La mobilisation des partenaires (3) lors de l’accomplissement des actions est la deuxième difficulté rencontrée. «Lors de la concrétisation de notre action sur le marché de Noël, il a fallu solliciter l’ensemble des partenaires pendant un mois complet pour assurer la présence de la Table OMS Alcool sur l’ensemble du déroulement du marché de Noël! Nous tenons à souligner que tous les partenaires ont fait preuve de ténacité pour répondre ‘présent’ à cette initiative! D’ailleurs, certains d’entre eux venaient bénévolement pendant les week-ends. Heureusement, une fois de plus, nous avons eu le soutien du Service des Affaires Sociales et de la Santé et de son échevine qui a mis du personnel à notre disposition pour pouvoir assurer l’ensemble des plages horaires.»
Évaluation
Chaque action est l’objet d’une évaluation. «Sur le marché de Noël, nous avons fait un relevé des personnes qui ont fréquenté les stands et des partenaires qui ont été sollicités par rapport à des questions sur l’alcool ou la surconsommation d’alcool. Après chaque marché, les partenaires se réunissent pour vérifier si les objectifs de départ ont été rencontrés ou non. Nous nous accordons toujours ce temps d’évaluation, en début d’année, pour réfléchir ensemble à la manière de relancer notre action sur le marché de Noël l’année suivante.»
(1) En plus de la Table OMS Alcool, la MCPS s’occupe de nombreux autres projets tels que les inégalités de santé, le Plan Stratégique de Sécurité et de Prévention, le projet Viasano (prévention de l’obésité et du surpoids), le projet Ville-Santé…
(2) Le projet «Villes-Santé» est une initiative de l’OMS datant de 1988. Son but est d’associer les villes à la politique de «Santé pour tous» de l’OMS et de s’appuyer sur elles pour la mise en œuvre de cette politique au niveau local.

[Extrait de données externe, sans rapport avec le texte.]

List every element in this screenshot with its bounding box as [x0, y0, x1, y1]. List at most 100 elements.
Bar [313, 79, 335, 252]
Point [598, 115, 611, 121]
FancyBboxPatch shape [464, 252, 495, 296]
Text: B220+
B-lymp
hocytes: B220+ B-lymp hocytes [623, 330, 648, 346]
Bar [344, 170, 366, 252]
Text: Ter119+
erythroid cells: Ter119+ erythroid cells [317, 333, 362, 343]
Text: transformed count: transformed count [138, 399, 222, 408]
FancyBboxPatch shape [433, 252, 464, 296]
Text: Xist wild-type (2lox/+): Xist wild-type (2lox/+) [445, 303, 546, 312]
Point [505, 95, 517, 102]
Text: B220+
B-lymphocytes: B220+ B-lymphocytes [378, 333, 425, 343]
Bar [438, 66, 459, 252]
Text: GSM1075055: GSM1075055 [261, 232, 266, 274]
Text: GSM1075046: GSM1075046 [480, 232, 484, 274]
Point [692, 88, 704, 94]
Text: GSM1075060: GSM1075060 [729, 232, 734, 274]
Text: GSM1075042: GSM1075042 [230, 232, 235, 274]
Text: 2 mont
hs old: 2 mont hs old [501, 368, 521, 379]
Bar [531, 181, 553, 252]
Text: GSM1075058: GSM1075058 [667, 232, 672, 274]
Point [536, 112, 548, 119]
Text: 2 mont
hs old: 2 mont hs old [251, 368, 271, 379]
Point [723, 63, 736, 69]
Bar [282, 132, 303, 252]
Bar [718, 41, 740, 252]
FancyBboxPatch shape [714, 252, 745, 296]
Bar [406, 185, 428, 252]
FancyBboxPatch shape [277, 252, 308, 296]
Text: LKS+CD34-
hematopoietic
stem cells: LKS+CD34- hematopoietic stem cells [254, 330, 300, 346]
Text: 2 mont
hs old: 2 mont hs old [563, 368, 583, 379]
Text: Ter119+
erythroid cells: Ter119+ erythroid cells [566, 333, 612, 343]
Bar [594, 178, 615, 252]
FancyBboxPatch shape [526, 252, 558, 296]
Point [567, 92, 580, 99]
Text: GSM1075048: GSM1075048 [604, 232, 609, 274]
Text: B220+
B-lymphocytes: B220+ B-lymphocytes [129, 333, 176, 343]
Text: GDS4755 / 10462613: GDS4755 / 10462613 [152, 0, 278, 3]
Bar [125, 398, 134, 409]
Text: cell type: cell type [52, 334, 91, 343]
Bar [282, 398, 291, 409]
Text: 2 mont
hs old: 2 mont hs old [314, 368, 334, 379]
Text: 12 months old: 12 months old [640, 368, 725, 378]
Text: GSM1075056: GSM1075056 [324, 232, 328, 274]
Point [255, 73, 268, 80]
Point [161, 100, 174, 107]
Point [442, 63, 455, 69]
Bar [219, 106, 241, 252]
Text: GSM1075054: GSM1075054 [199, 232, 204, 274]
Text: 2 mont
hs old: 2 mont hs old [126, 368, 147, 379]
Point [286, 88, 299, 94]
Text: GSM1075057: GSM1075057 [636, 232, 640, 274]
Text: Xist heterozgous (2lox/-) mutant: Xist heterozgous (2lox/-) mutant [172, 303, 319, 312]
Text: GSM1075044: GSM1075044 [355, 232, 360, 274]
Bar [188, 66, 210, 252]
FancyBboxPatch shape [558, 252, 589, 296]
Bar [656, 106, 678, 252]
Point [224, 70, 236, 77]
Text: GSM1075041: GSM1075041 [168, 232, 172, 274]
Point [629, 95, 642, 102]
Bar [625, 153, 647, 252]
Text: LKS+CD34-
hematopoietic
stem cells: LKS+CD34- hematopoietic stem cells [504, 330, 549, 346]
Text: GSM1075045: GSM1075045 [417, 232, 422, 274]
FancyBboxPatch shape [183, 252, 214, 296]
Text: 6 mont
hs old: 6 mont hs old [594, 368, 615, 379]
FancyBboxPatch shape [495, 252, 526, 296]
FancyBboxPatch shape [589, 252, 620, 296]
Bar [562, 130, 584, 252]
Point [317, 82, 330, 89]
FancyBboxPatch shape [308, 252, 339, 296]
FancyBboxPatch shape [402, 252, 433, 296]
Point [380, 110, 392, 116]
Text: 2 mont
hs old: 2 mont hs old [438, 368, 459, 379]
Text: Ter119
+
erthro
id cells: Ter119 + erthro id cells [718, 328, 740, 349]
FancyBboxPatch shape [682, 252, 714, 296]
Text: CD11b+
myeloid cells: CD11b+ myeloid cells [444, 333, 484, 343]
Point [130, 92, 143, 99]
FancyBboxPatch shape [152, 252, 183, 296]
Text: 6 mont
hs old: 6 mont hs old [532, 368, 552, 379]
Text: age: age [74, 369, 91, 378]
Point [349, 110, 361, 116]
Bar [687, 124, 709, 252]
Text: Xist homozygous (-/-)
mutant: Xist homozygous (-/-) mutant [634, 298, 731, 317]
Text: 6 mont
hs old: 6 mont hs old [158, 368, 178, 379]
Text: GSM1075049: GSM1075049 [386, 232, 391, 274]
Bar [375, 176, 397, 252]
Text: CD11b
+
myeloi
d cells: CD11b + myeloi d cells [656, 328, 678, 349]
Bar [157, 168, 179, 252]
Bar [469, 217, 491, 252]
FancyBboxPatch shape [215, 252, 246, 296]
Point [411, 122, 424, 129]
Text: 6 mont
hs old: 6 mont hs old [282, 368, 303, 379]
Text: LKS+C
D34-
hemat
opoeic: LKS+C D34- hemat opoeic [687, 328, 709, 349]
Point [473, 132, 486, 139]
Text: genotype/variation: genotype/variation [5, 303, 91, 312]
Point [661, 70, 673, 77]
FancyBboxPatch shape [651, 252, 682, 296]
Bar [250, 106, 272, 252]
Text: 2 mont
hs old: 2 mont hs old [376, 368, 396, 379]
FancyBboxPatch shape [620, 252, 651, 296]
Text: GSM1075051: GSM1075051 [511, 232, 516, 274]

(3) Les partenaires en sont: SOS Parents-Enfants, le Service Jeunesse de la ville de Mouscron, le Phare (réseau d’aide aux toxicomanes), la Coordination Assuétudes du Hainaut Occidental Wallonie Picarde (la CAHO), le Service réinsertion du CPAS, le Point d’Appui Assuétudes du CLPS-Ho, les gardiens de la paix, l’AMO «Le Déclic», la Gestion Centre-Ville, le Syndicat d’initiative, l’association «Corail» (association française agissant autour des personnes atteintes de la maladie de Korsakoff), le Plan de Cohésion Sociale de la ville de Mouscron et la Maison Communale de Promotion de la Santé.